Nicht aus Ängstlichkeit, versicherte Rhodes sich selbst. Einzig aufgrund einer gewissen moralischen Unsicherheit. Das machte einen Unterschied, redete Rhodes sich stets gern ein. Früher oder später würde er diese innerlichen Widersprüche, in die er sich letzthin verstrickt sah, klärend sortieren, und dann würde er sich mit Van Vliet befassen. Aber bitte nicht gerade jetzt, dachte er. Nicht jetzt, okay?

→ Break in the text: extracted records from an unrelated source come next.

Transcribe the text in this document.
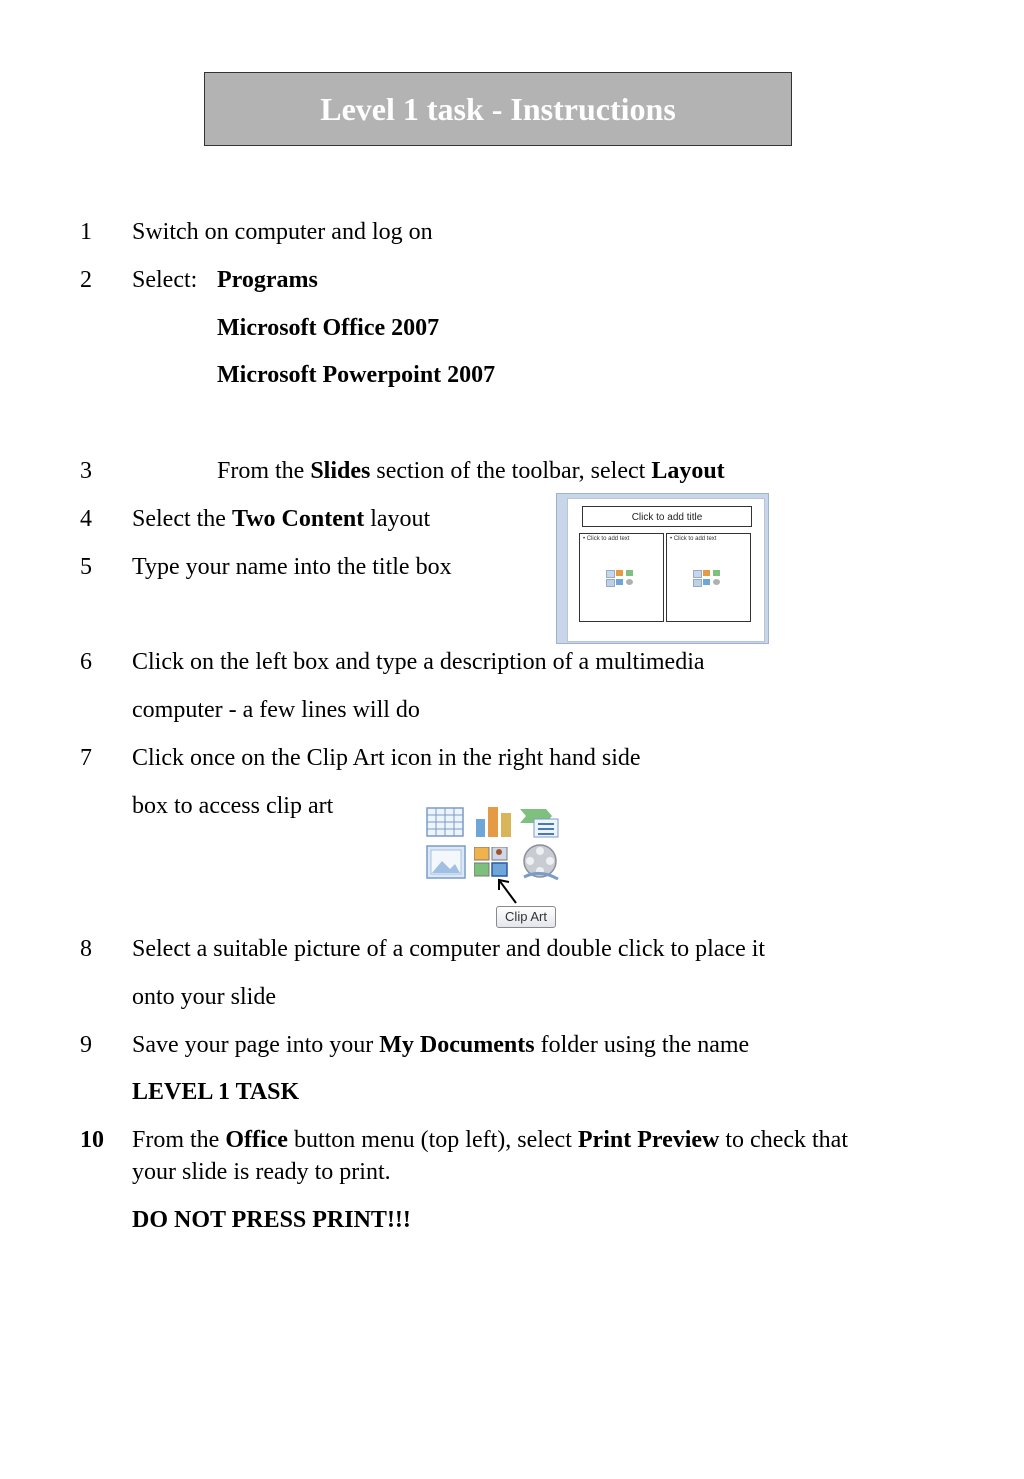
Level 1 task - Instructions
1 Switch on computer and log on
2 Select: Programs
Microsoft Office 2007
Microsoft Powerpoint 2007
3	From the Slides section of the toolbar, select Layout
4 Select the Two Content layout
5 Type your name into the title box
Click to add title
• Click to add text	• Click to add text
6 Click on the left box and type a description of a multimedia
computer - a few lines will do
7 Click once on the Clip Art icon in the right hand side
box to access clip art
Clip Art
8 Select a suitable picture of a computer and double click to place it
onto your slide
9 Save your page into your My Documents folder using the name
LEVEL 1 TASK
10 From the Office button menu (top left), select Print Preview to check that
your slide is ready to print.
DO NOT PRESS PRINT!!!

Er kehrte an seinen Schreibtisch zurück.
Sein Arbeitsplatz sah enorm bedeutend aus: Eine glatte bumerangförmige Platte hochglanzpolierten Holzes, rötlich gemasert, ein für sagenhafte eine Million Dollar aus dem Kern eines südamerikanischen Regenwaldriesen geschnittenes Stück Holz. Und die Platte war ebenso bedeutungsschwanger von ›Arbeit‹ bedeckt. In dieser Ecke Stapel von Datenwürfeln, dort Videos, ein hoher Berg von Virtualitäten, darunter auch Van Vliets Simulationen und Vorschläge, ganz am Rand der Platte. Auf der linken Seite, versenkt unterhalb der Platte, befand sich eine Batterie von Kontrollknöpfen für sämtliche elektronischen Spielzeuge im Raum; rechts, in einem Hängeschränkchen und durch ein Kristallschloss gesichert, befand sich ein kleiner Vorrat von Cognacs und Whiskeys, die Privatreserve des Dr. phil. Nicholas Rhodes. Und mitten in alledem, neben dem Lautsprechergitter der Hauskommunikation, war der elegante sechsseitige Holochip, den seine Freundin, Isabelle Martine, Rhodes zu Weihnachten geschenkt hatte, der (wenn man ihn im richtigen Winkel ansah) in feurigen Lettern das Sechs-Worte-Mantra zeigte, das Rhodes formuliert hatte, um die speziellen Zielsetzungen seiner Abteilung präzise in Worte zu fassen, ein Wort pro Fläche:
KNOCHEN – NIEREN
LUNGEN – HERZ
HAUT – HIRN
Süß von ihr. Besonders da Isabelle grundsätzlich nur Verachtung für seine Arbeit übrig hatte und heimlich hoffte, sie würde erfolglos bleiben. Rhodes hob das Mantra hoch und drehte und rollte es in der Hand, als wäre es eine übergroße Sorgenperle. KNOCHEN. LUNGEN. HAUT. Ja. NIEREN. HERZ. HIRN. Er blickte ein paar Augenblicke lang starr auf die Zeichen HIRN. Ach ja, da lag das wirkliche Problem, dachte er, das echte Unheil liegt im Bewusstsein, im HIRN.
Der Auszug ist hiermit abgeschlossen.